Sunday, December 21, 2008

The Movie Game

the movie game
I took this idea from Kim's page who stole it from her friend Danielle's Facebook note. Here are the rules:

- Pick 20 of your favorite movies.
- Go to IMDb and find a quote from each movie (memorable quotes link located on the left).
- Post them for everyone to guess (just leave a comment).


1. Character 1: Just you reconsider playing that message for him!
Character 2: [beep]
Character 1: No, I don't think he likes you at all.
Character 2:[beeps again]
Character 1: No, I don't like you either. -Kim

2. I'm obnoxious! -Stephanie

3. Boy: No time to discuss this as a committee.
Girl: I am not a committee. -Kim

4. Look - I find some of what you teach suspect because I'm used to relying on intellect

5. I can be in the NBA. I'm tall, I like to wear shorts. Hook! Hook! Dunk! Dunk! Baby, I'm all about three points.

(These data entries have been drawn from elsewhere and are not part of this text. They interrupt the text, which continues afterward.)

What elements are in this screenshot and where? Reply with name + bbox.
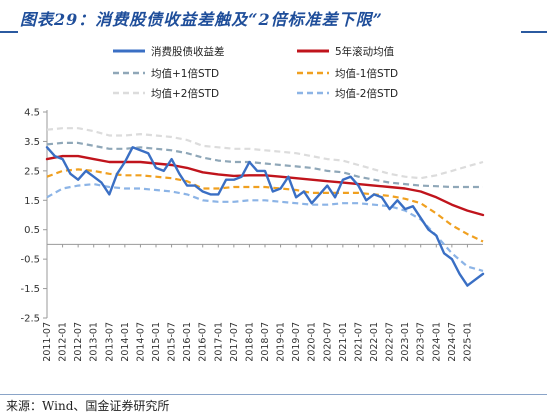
- y-tick-label: 3.5: [24, 137, 40, 148]
- source-rule: [0, 394, 547, 395]
- x-tick-label: 2018-01: [244, 322, 255, 362]
- y-tick-label: -1.5: [20, 284, 40, 295]
- x-tick-label: 2021-07: [353, 322, 364, 362]
- y-tick-label: -2.5: [20, 314, 40, 325]
- x-tick-label: 2011-07: [42, 322, 53, 362]
- y-tick-label: 0.5: [24, 225, 40, 236]
- legend-label-4: 均值-1倍STD: [335, 67, 398, 80]
- series-line-2: [45, 154, 485, 217]
- x-tick-label: 2012-01: [58, 322, 69, 362]
- series-line-5: [46, 127, 484, 180]
- x-tick-label: 2018-07: [260, 322, 271, 362]
- x-tick-label: 2021-01: [338, 322, 349, 362]
- x-tick-label: 2020-01: [307, 322, 318, 362]
- x-tick-label: 2022-01: [369, 322, 380, 362]
- legend-label-2: 5年滚动均值: [335, 45, 395, 58]
- series-line-6: [46, 183, 484, 272]
- series-line-4: [46, 168, 484, 243]
- y-tick-label: 2.5: [24, 166, 40, 177]
- legend-label-6: 均值-2倍STD: [335, 87, 398, 100]
- x-tick-label: 2013-01: [89, 322, 100, 362]
- x-tick-label: 2014-07: [135, 322, 146, 362]
- figure-title-row: 图表29：消费股债收益差触及“2倍标准差下限”: [0, 0, 547, 36]
- x-tick-label: 2012-07: [73, 322, 84, 362]
- x-tick-label: 2022-07: [385, 322, 396, 362]
- x-tick-label: 2014-01: [120, 322, 131, 362]
- y-tick-label: 1.5: [24, 196, 40, 207]
- legend-label-3: 均值+1倍STD: [151, 67, 219, 80]
- x-tick-label: 2017-01: [213, 322, 224, 362]
- x-tick-label: 2024-07: [447, 322, 458, 362]
- x-tick-label: 2015-07: [167, 322, 178, 362]
- source-note: 来源：Wind、国金证券研究所: [6, 399, 170, 413]
- x-tick-label: 2024-01: [431, 322, 442, 362]
- x-tick-label: 2025-01: [462, 322, 473, 362]
- legend-label-5: 均值+2倍STD: [151, 87, 219, 100]
- x-tick-label: 2017-07: [229, 322, 240, 362]
- x-tick-label: 2019-01: [276, 322, 287, 362]
- x-tick-label: 2016-07: [198, 322, 209, 362]
- series-line-3: [46, 141, 483, 189]
- legend-label-1: 消费股债收益差: [151, 45, 225, 58]
- series-line-1: [45, 146, 485, 287]
- y-tick-label: -0.5: [20, 255, 40, 266]
- y-tick-label: 4.5: [24, 108, 40, 119]
- x-tick-label: 2016-01: [182, 322, 193, 362]
- figure-title: 图表29：消费股债收益差触及“2倍标准差下限”: [20, 10, 383, 29]
- x-tick-label: 2015-01: [151, 322, 162, 362]
- x-tick-label: 2023-07: [416, 322, 427, 362]
- y-axis: 4.5 3.5 2.5 1.5 0.5 -0.5 -1.5 -2.5: [20, 108, 48, 325]
- x-tick-label: 2020-07: [322, 322, 333, 362]
- title-rule-right: [521, 31, 547, 33]
- x-tick-label: 2023-01: [400, 322, 411, 362]
- title-rule-left: [0, 31, 18, 33]
- x-tick-label: 2013-07: [104, 322, 115, 362]
- x-tick-label: 2019-07: [291, 322, 302, 362]
- x-axis: 2011-07 2012-01 2012-07 2013-01 2013-07 2014-…: [42, 243, 483, 362]
- series-layer: [45, 127, 485, 287]
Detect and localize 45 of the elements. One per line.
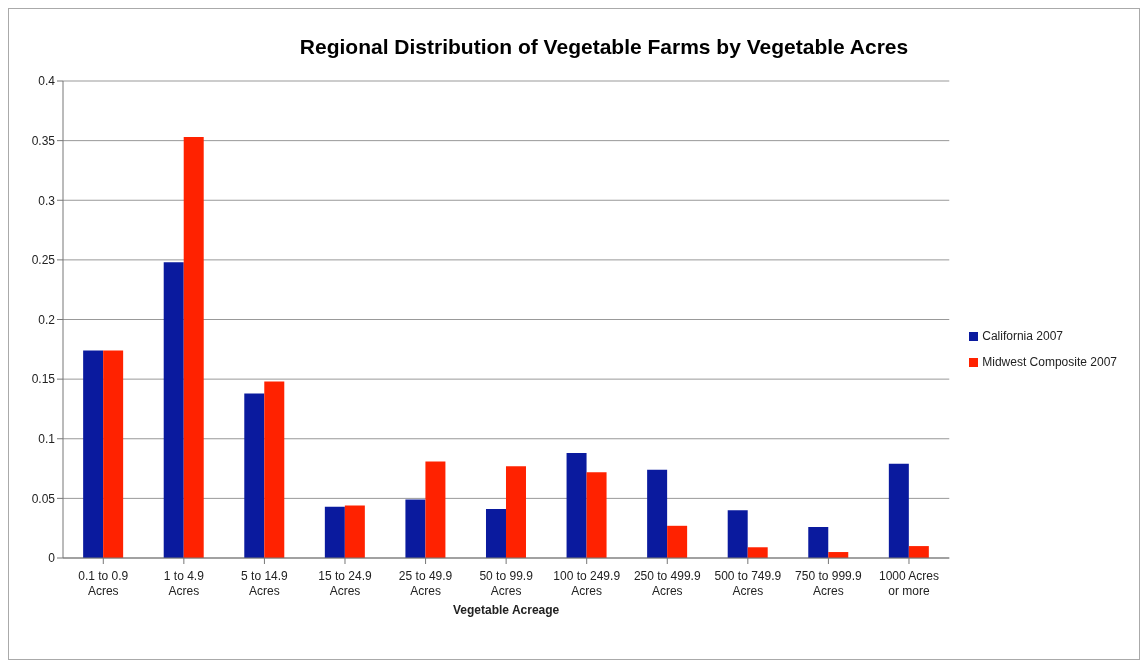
x-tick-label: 50 to 99.9 Acres (479, 569, 534, 598)
bar (647, 469, 668, 558)
y-tick-label: 0.3 (38, 193, 56, 208)
x-tick-label: 100 to 249.9 Acres (553, 569, 621, 598)
x-tick-label: 250 to 499.9 Acres (633, 569, 701, 598)
bar (163, 262, 184, 558)
bar (888, 463, 909, 558)
y-tick-label: 0.05 (31, 491, 56, 506)
x-tick-label: 1000 Acres or more (878, 569, 939, 598)
y-tick-label: 0.15 (31, 372, 56, 387)
bar (586, 472, 607, 558)
bar (727, 510, 748, 558)
bar (244, 393, 265, 558)
y-tick-label: 0.4 (38, 74, 56, 89)
bar (103, 350, 124, 558)
x-tick-label: 750 to 999.9 Acres (795, 569, 863, 598)
bar (747, 547, 768, 558)
x-tick-label: 500 to 749.9 Acres (714, 569, 782, 598)
bar (405, 499, 426, 558)
y-tick-label: 0.25 (31, 253, 56, 268)
bar (667, 525, 688, 558)
bar (344, 505, 365, 558)
y-tick-label: 0.35 (31, 133, 56, 148)
legend-label: California 2007 (982, 328, 1063, 343)
y-tick-label: 0.1 (38, 432, 56, 447)
y-tick-label: 0.2 (38, 312, 56, 327)
y-tick-label: 0 (48, 551, 56, 566)
bar (324, 506, 345, 558)
x-axis-title: Vegetable Acreage (452, 603, 560, 617)
bar (264, 381, 285, 558)
bar (505, 466, 526, 558)
legend-label: Midwest Composite 2007 (982, 354, 1117, 369)
x-tick-label: 0.1 to 0.9 Acres (78, 569, 129, 598)
x-tick-label: 1 to 4.9 Acres (163, 569, 205, 598)
x-tick-label: 25 to 49.9 Acres (398, 569, 453, 598)
bar (566, 453, 587, 558)
bar (183, 137, 204, 558)
chart-title: Regional Distribution of Vegetable Farms by Vegetable Acres (298, 34, 910, 60)
bar (425, 461, 446, 558)
x-tick-label: 5 to 14.9 Acres (241, 569, 289, 598)
x-tick-label: 15 to 24.9 Acres (318, 569, 372, 598)
bar (808, 527, 829, 558)
bar (485, 509, 506, 558)
bar (83, 350, 104, 558)
bar (908, 546, 929, 558)
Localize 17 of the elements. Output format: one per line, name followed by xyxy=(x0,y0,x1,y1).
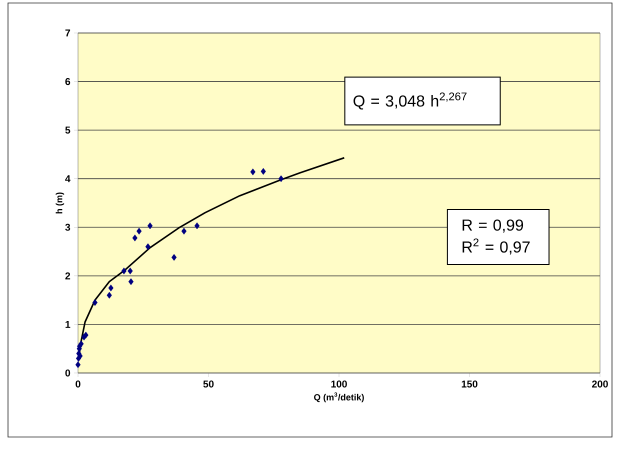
x-axis-title: Q (m$^{3}$/detik) xyxy=(314,392,364,402)
annotation: R = 0,99 R$^{2}$ = 0,97 xyxy=(462,219,530,255)
y-tick-label: 3 xyxy=(65,224,70,231)
x-tick-label: 150 xyxy=(462,380,478,388)
x-tick-label: 0 xyxy=(76,380,80,388)
y-tick-label: 7 xyxy=(65,30,70,36)
x-tick-label: 50 xyxy=(203,380,214,388)
y-tick-label: 4 xyxy=(65,175,70,182)
x-tick-label: 200 xyxy=(592,380,608,388)
x-tick-label: 100 xyxy=(331,380,347,388)
y-tick-label: 6 xyxy=(65,78,70,86)
y-tick-label: 2 xyxy=(65,272,70,280)
y-tick-label: 1 xyxy=(66,320,70,328)
annotation: Q = 3,048 h$^{2,267}$ xyxy=(354,92,467,110)
y-tick-label: 0 xyxy=(65,369,70,377)
y-tick-label: 5 xyxy=(65,126,70,134)
y-axis-title: h (m) xyxy=(56,192,64,214)
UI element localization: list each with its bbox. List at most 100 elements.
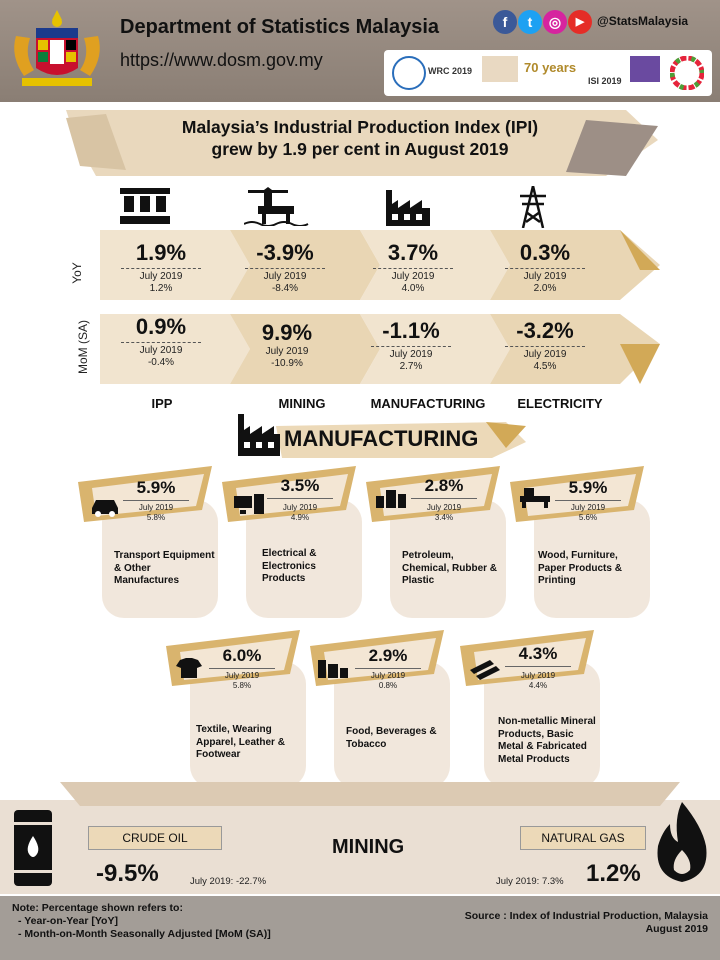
flame-icon — [657, 802, 707, 882]
electricity-mom-prev-label: July 2019 — [523, 349, 567, 360]
divider — [123, 500, 189, 501]
divider — [121, 342, 201, 343]
ipp-yoy-prev-label: July 2019 — [139, 271, 183, 282]
footer — [0, 896, 720, 960]
manufacturing-yoy-value: 3.7% — [387, 240, 439, 265]
manufacturing-card-electrical — [246, 500, 362, 618]
barrels-icon — [376, 490, 406, 508]
furniture-icon — [520, 488, 550, 508]
malaysia-coat-of-arms-icon — [14, 10, 100, 86]
card-prev-value: 4.4% — [528, 681, 548, 690]
manufacturing-yoy-cell: 3.7% July 2019 4.0% — [358, 240, 468, 295]
divider — [209, 668, 275, 669]
electricity-yoy-prev-label: July 2019 — [523, 271, 567, 282]
mining-yoy-cell: -3.9% July 2019 -8.4% — [230, 240, 340, 295]
card-label: Textile, Wearing Apparel, Leather & Foot… — [196, 724, 285, 760]
source-line-1: Source : Index of Industrial Production,… — [464, 910, 708, 922]
mom-band — [100, 314, 660, 384]
mining-mom-prev-label: July 2019 — [265, 346, 309, 357]
card-prev-label: July 2019 — [426, 503, 462, 512]
natural-gas-prev: July 2019: 7.3% — [496, 876, 564, 887]
youtube-icon[interactable]: ▶ — [568, 10, 592, 34]
card-prev-value: 5.8% — [146, 513, 166, 522]
manufacturing-card-transport — [102, 500, 218, 618]
manufacturing-mom-cell: -1.1% July 2019 2.7% — [356, 318, 466, 373]
card-prev-value: 0.8% — [378, 681, 398, 690]
car-icon — [92, 500, 118, 517]
column-electricity: ELECTRICITY — [517, 396, 603, 411]
natural-gas-tag: NATURAL GAS — [520, 826, 646, 850]
factory-icon — [238, 414, 280, 456]
card-prev-value: 5.6% — [578, 513, 598, 522]
card-prev-label: July 2019 — [224, 671, 260, 680]
crude-oil-tag: CRUDE OIL — [88, 826, 222, 850]
manufacturing-banner — [276, 422, 526, 458]
isi-logo: ISI 2019 — [588, 76, 622, 86]
mining-yoy-value: -3.9% — [256, 240, 314, 265]
website-link[interactable]: https://www.dosm.gov.my — [120, 50, 323, 70]
divider — [245, 268, 325, 269]
crude-oil-value: -9.5% — [96, 860, 159, 887]
ipp-mom-value: 0.9% — [135, 314, 187, 339]
electricity-mom-cell: -3.2% July 2019 4.5% — [490, 318, 600, 373]
yoy-band — [100, 230, 660, 300]
ipp-mom-prev-label: July 2019 — [139, 345, 183, 356]
mining-yoy-prev-value: -8.4% — [271, 283, 299, 294]
food-icon — [318, 660, 348, 678]
manufacturing-mom-prev-label: July 2019 — [389, 349, 433, 360]
card-prev-value: 5.8% — [232, 681, 252, 690]
instagram-icon[interactable]: ◎ — [543, 10, 567, 34]
card-prev-label: July 2019 — [370, 671, 406, 680]
electricity-yoy-prev-value: 2.0% — [533, 283, 557, 294]
crude-oil-prev: July 2019: -22.7% — [190, 876, 267, 887]
card-stripe — [166, 630, 300, 686]
column-mining: MINING — [278, 396, 326, 411]
card-prev-value: 4.9% — [290, 513, 310, 522]
title-line-1: Malaysia’s Industrial Production Index (… — [181, 117, 539, 137]
manufacturing-yoy-prev-label: July 2019 — [391, 271, 435, 282]
title-banner — [66, 110, 658, 176]
manufacturing-title: MANUFACTURING — [284, 426, 479, 451]
oil-barrel-icon — [14, 810, 52, 886]
page-title: Malaysia’s Industrial Production Index (… — [100, 116, 620, 160]
electricity-yoy-cell: 0.3% July 2019 2.0% — [490, 240, 600, 295]
mining-mom-prev-value: -10.9% — [271, 358, 303, 369]
card-stripe — [78, 466, 212, 522]
manufacturing-mom-prev-value: 2.7% — [399, 361, 423, 372]
mining-mom-value: 9.9% — [261, 320, 313, 345]
mining-platform-top — [60, 782, 680, 806]
manufacturing-card-textile — [190, 662, 306, 788]
sdg-wheel-icon — [670, 56, 704, 90]
card-value: 5.9% — [568, 478, 608, 497]
manufacturing-card-food — [334, 662, 450, 788]
card-value: 6.0% — [222, 646, 262, 665]
anniversary-logo: 70 years — [524, 60, 577, 75]
card-value: 2.8% — [424, 476, 464, 495]
wrc-logo: WRC 2019 — [428, 66, 473, 76]
mining-mom-cell: 9.9% July 2019 -10.9% — [232, 320, 342, 370]
manufacturing-card-petroleum — [390, 500, 506, 618]
card-stripe — [510, 466, 644, 522]
facebook-icon[interactable]: f — [493, 10, 517, 34]
card-label: Electrical & Electronics Products — [262, 548, 317, 584]
oil-rig-icon — [244, 187, 309, 226]
divider — [555, 500, 621, 501]
ipp-yoy-value: 1.9% — [135, 240, 187, 265]
manufacturing-card-metal — [484, 662, 600, 788]
note-mom: - Month-on-Month Seasonally Adjusted [Mo… — [18, 928, 271, 940]
divider — [505, 666, 571, 667]
social-handle[interactable]: @StatsMalaysia — [597, 14, 689, 28]
twitter-icon[interactable]: t — [518, 10, 542, 34]
people-logo-icon — [630, 56, 660, 82]
divider — [355, 668, 421, 669]
card-label: Food, Beverages & Tobacco — [346, 726, 437, 750]
electricity-mom-prev-value: 4.5% — [533, 361, 557, 372]
title-line-2: grew by 1.9 per cent in August 2019 — [211, 139, 509, 159]
card-value: 2.9% — [368, 646, 408, 665]
building-logo-icon — [482, 56, 518, 82]
partner-logo-strip: WRC 2019 70 years ISI 2019 — [384, 50, 712, 96]
ipp-yoy-cell: 1.9% July 2019 1.2% — [106, 240, 216, 295]
card-prev-label: July 2019 — [138, 503, 174, 512]
natural-gas-value: 1.2% — [586, 860, 641, 887]
electricity-yoy-value: 0.3% — [519, 240, 571, 265]
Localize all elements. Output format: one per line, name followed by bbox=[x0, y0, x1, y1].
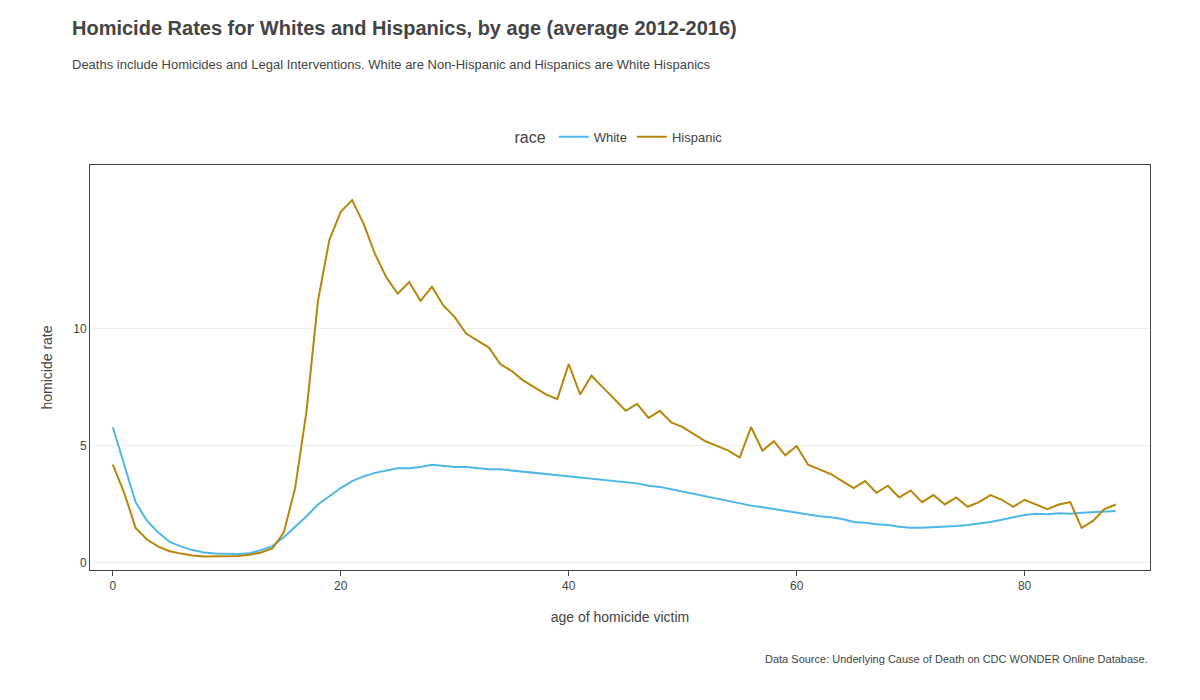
svg-text:0: 0 bbox=[109, 579, 116, 593]
svg-text:race: race bbox=[515, 129, 546, 146]
svg-text:40: 40 bbox=[562, 579, 576, 593]
svg-text:White: White bbox=[594, 130, 627, 145]
svg-text:0: 0 bbox=[80, 556, 87, 570]
svg-text:5: 5 bbox=[80, 439, 87, 453]
svg-text:80: 80 bbox=[1018, 579, 1032, 593]
svg-text:homicide rate: homicide rate bbox=[39, 325, 55, 409]
svg-text:Homicide Rates for Whites and: Homicide Rates for Whites and Hispanics,… bbox=[72, 17, 737, 39]
svg-text:age of homicide victim: age of homicide victim bbox=[551, 609, 690, 625]
svg-text:20: 20 bbox=[334, 579, 348, 593]
svg-text:60: 60 bbox=[790, 579, 804, 593]
svg-text:10: 10 bbox=[73, 322, 87, 336]
svg-text:Data Source: Underlying Cause: Data Source: Underlying Cause of Death o… bbox=[765, 653, 1148, 665]
svg-text:Deaths include Homicides and L: Deaths include Homicides and Legal Inter… bbox=[72, 57, 711, 72]
svg-text:Hispanic: Hispanic bbox=[672, 130, 722, 145]
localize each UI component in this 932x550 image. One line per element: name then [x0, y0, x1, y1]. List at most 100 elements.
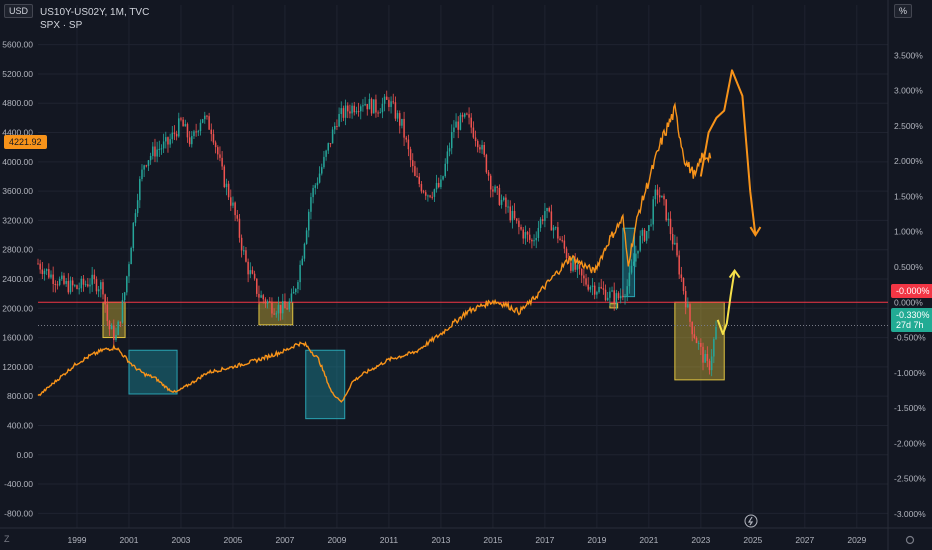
candle-body: [323, 156, 325, 168]
candle-body: [379, 112, 382, 114]
candle-body: [505, 197, 507, 207]
candle-body: [598, 286, 600, 293]
candle-body: [550, 211, 553, 231]
candle-body: [593, 285, 596, 295]
left-tick-label: 4000.00: [2, 157, 33, 167]
symbol-title[interactable]: US10Y-US02Y, 1M, TVC: [40, 7, 150, 18]
candle-body: [489, 175, 492, 190]
spx-line: [37, 101, 712, 403]
left-axis[interactable]: 5600.00 5200.00 4800.00 4400.00 4000.00 3600.…: [2, 40, 33, 519]
candle-body: [223, 166, 226, 188]
candle-body: [139, 179, 141, 201]
candle-body: [128, 264, 130, 277]
left-axis-unit-badge[interactable]: USD: [4, 4, 34, 18]
left-tick-label: 3600.00: [2, 186, 33, 196]
candle-body: [199, 122, 202, 132]
candle-body: [650, 224, 652, 226]
candle-body: [663, 195, 665, 200]
candle-body: [173, 132, 176, 134]
candle-body: [450, 132, 453, 149]
candle-body: [359, 106, 362, 112]
candle-body: [249, 270, 252, 275]
time-axis[interactable]: 1999 2001 2003 2005 2007 2009 2011 2013 2015 2017…: [68, 535, 867, 545]
candle-body: [349, 111, 351, 114]
candle-body: [362, 105, 364, 107]
candle-body: [479, 147, 481, 150]
candle-body: [113, 325, 115, 340]
right-tick-label: -1.000%: [894, 368, 926, 378]
time-tick-label: 2011: [380, 535, 399, 545]
candle-body: [656, 189, 659, 196]
left-tick-label: 2400.00: [2, 274, 33, 284]
teal-highlight-box: [305, 349, 346, 420]
candle-body: [95, 279, 98, 292]
candle-body: [418, 176, 421, 185]
right-axis[interactable]: 3.500% 3.000% 2.500% 2.000% 1.500% 1.000% 0.50…: [894, 50, 926, 518]
candle-body: [78, 288, 80, 290]
candle-body: [273, 313, 275, 315]
candle-body: [424, 192, 427, 196]
candle-body: [48, 269, 50, 278]
candle-body: [87, 284, 89, 287]
candle-body: [141, 169, 143, 180]
candle-body: [82, 278, 85, 285]
candle-body: [290, 293, 293, 302]
time-tick-label: 2007: [275, 535, 294, 545]
candle-body: [648, 225, 650, 231]
candle-body: [84, 284, 87, 286]
left-tick-label: 2000.00: [2, 303, 33, 313]
settings-icon-ring: [905, 535, 915, 545]
candle-body: [624, 296, 626, 298]
candle-body: [552, 227, 555, 231]
candle-body: [678, 255, 680, 275]
candle-body: [71, 280, 74, 286]
candle-body: [169, 139, 171, 145]
candle-body: [665, 199, 667, 221]
candle-body: [416, 175, 418, 177]
overlay-title[interactable]: SPX · SP: [40, 20, 83, 31]
corner-left-label[interactable]: Z: [4, 534, 10, 544]
candle-body: [403, 118, 405, 138]
candle-body: [334, 125, 336, 130]
time-tick-label: 2005: [223, 535, 242, 545]
candle-body: [468, 114, 470, 118]
right-tick-label: 2.500%: [894, 121, 923, 131]
candle-body: [368, 99, 371, 110]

6. Man 1: Your nose is broken.
Man 2: How does it look?
Man 1: Ah, it's an improvement.

7. Don't have sex, because you will get pregnant and die! Don't have sex in the missionary position, don't have sex standing up, just don't do it, OK, promise? OK, now everybody take some rubbers

8. It's a trap! -Scott (bonus points for citing by whom)

9. So this is how liberty dies... with thunderous applause -Kim

10. You don't want to die, but you don't know how to take a life. Give it to me; these men would kill you, and take it anyway. Give it to me. You can tell 'em I took it by force. Give it to me, and I'll do what you shoulda did ten minutes ago. -Jenny

11. So you like to pick on little guys, huh? Well, why don't you pick on me? -Dumbo

12. Man 1: My son's coming over tonight, so I'm going to have something special made for him.
Man 2: Italian food made by a bunch of Mexicans doesn't sound so special to me, ____

13. Smite me, oh mighty Smiter -Scott

14. Boy: She would be eating if we were having Tony loaf.
Girl: That's it!
...
Woman: Both of you sit down
Woman: Bob! It's time to engage! Do something! Don't just stand there, I need you to.. intervene!
Man: You want me to intervene? [picks up table]
Man: Okay, I'm intervening! I'm intervening! -Stephanie

15. Man 1: I donna suppose you could speed things up?
Man 2: If you're in such a hurry, you could lower a rope or a tree branch or find something useful to do.
Man 1: I could do that. I have some rope up here, but I do not think you would accept my help, since I am only waiting around to kill you.
Man 2: That does put a damper on our relationship -Kim

16. Woman: That boy is your company. And if he wants to eat up that tablecloth, you let him, you hear? And if you can't act fit to eat like folks, you can just set here and eat in the kitchen.

17. But you know, the thing about romance is... people only get together right at the very end

18. Man 1: What in heaven's name brought you to _______?
Man 2: My health. I came to ______ for the waters.
Man 1: The waters? What waters? We're in the desert.
Man 2: I was misinformed. -Kim got it but I had forgotten to edit it and can't figure out how to edit her post without deleting it so it's really only a partial guess :P

19. Girl: What is your sexuality?
Boy: Well, Jan's straight, and I'm... controversial.
Girl: Are you trying to tell me you speak fag?
Boy: Oh, fluently

20: Girl 1: What a prick.
Girl 2: But he was really nice about it.
Girl 1: Being nice when you say something pricky is even prickier -Kim

21: Boy: I think you're really beautiful and I feel really warm when I'm around you and my tongue swells up.